Friday, October 2, 2009

Past, Being Lonely and A new start

Hey readers! Yang ini special gue tulis buat Pedro Pier, sahabat gue yang ada di Spore skrg, follow him at Twitter: @pedrosaporta. Ini request dari dia, and hope he’ll like it, dan nggak sedih lagi kalo inget sama masa lalunya. I’ve known what it’s like to be left alone and when she didn’t heed you til she’ve found a new settlement… gue tau gue emang spik doang ped, krn gue jg gak yakin, manusia bisa nemuin cara untuk move on dr masa lalu mereka yg udh kekubur dibawah jd fondasi masa skrg dan masa dpn.but promise me, you have to feel better after reading this, and after knowing that I’d spent my midnight typing this thing.

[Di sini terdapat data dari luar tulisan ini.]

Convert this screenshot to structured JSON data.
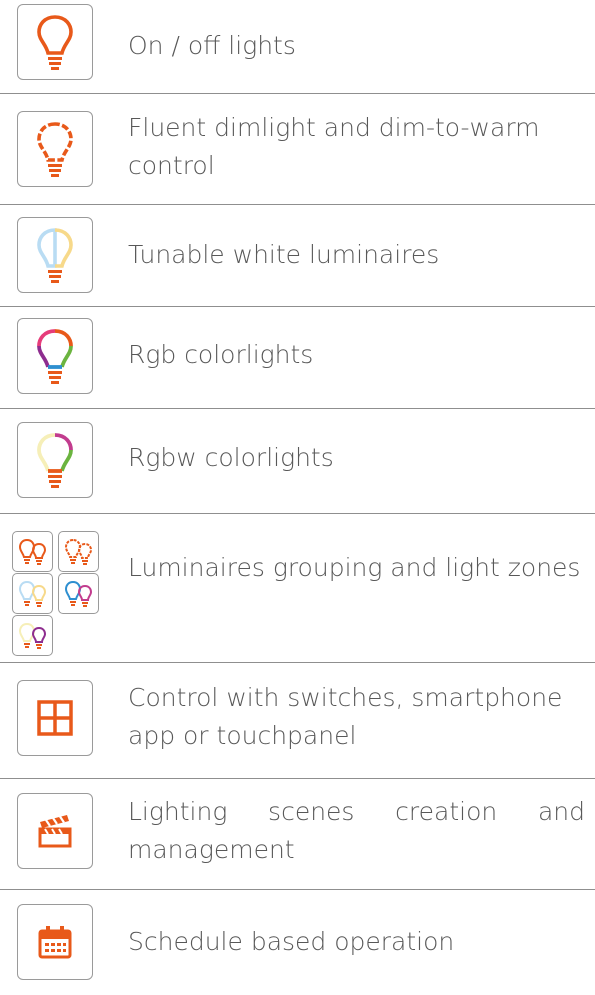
{
  "features": [
    {
      "label": "On / off lights",
      "icon": "bulb-orange-icon"
    },
    {
      "label": "Fluent dimlight and dim-to-warm control",
      "icon": "bulb-dim-icon"
    },
    {
      "label": "Tunable white luminaires",
      "icon": "bulb-tunable-white-icon"
    },
    {
      "label": "Rgb colorlights",
      "icon": "bulb-rgb-icon"
    },
    {
      "label": "Rgbw colorlights",
      "icon": "bulb-rgbw-icon"
    },
    {
      "label": "Luminaires grouping and light zones",
      "icon": "bulb-group-icon"
    },
    {
      "label": "Control with switches, smartphone app or touchpanel",
      "icon": "switch-panel-icon"
    },
    {
      "label": "Lighting scenes creation and management",
      "icon": "clapperboard-icon"
    },
    {
      "label": "Schedule based operation",
      "icon": "calendar-icon"
    }
  ],
  "colors": {
    "accent": "#e8591a",
    "border": "#9a9a9a",
    "text": "#585858"
  }
}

I know it sounds uncool, kalo gue bilang “ini saatnya lo nyerah”. No, bukan nyerah “nyerah” artinya, bukan give up. Maksut gue “ikhlas” bukan “pasrah sama keadaan”. Gue tau disaatnya keak gini, sendiri, gak ada yang nemenin, sepi, labil, sedih, kecewa, marah, semua nya campur jadi satu sampe kadang lo nggak ngenalin diri lo sendiri. Then, it’d be crazier, if you think that you are ALL alone. Tolong ya, lo masih punya keluarga dan temen-temen. Gue tau mungkin yang lo lewatin udah banyak, dr yang namanya lo nyoba pertahanin, ternyata gak bisa, nyoba ngulang dari awal, nggak bisa juga, nyoba ngebangun dr 0.slowlyyy, ternyata nggak bisa juga. Gue tau lo kecewa banget, dimana lo gak bisa dapetin apa yang lo mau, dimana lo ngerasa “apa yang gue korbanin ternyata berhasil nol besar in return”, dimana lo ngerasa ini titik mati nya. Lo juga cerita waktu itu sama gue, gimana rasanya ngeliat orang yang lo sayang, secara sadar, ngehempasin lo gitu aja, without a good reason, one piece of a good reason. Mungkin lo ngerasa, “gue jelek, gue gak pantes or something else I don’t know”.

What you really need to know? Lo selama ini, se……………….lama ini nyesel dan masih aja kebawa pikiran hm I mean masa lalu lo. But hey dude, this is the part where you have to see the world with your eyes open. Don’t be silly. When I heard of your stories, really, I didn’t wanna end up like you, and I still don’t. But how can I change things before it really exists. And I absolutely understand how you feel when you see her holding on to someone, who is quite clear, not you. It’s not about how handsome you are, or how kind you are. But how you can take it with your life. You really need to learn how to let go something you extremely adore. It’s hard but it’ll make you stronger than this. When you love someone, and the things are just not what you’ve wanted it keeps on breakin your heart, it’s better to leave. Really! Trust me. Sometimes, human are kinda awkward. They feel they’re loving someone, when they already stepped away. They feel regretting something, when the time is not for regretting but for a new start. It sounds hopeless I know. But somehow, you can’t live with your own wishlist. Life has its own plot and as we all know life is full of secrets :)

From this lessons, you can STILL remember your past or keep lookin back. It’s your right. But the faster you run, the harder to look back. Keep your memories locked deep down inside. And when you feel you’re much stronger than the last time you looked back, you’re allowed to open it. and even more, I know that you’re wiser to catch your other dream. Go on! Live your life. Free you mind.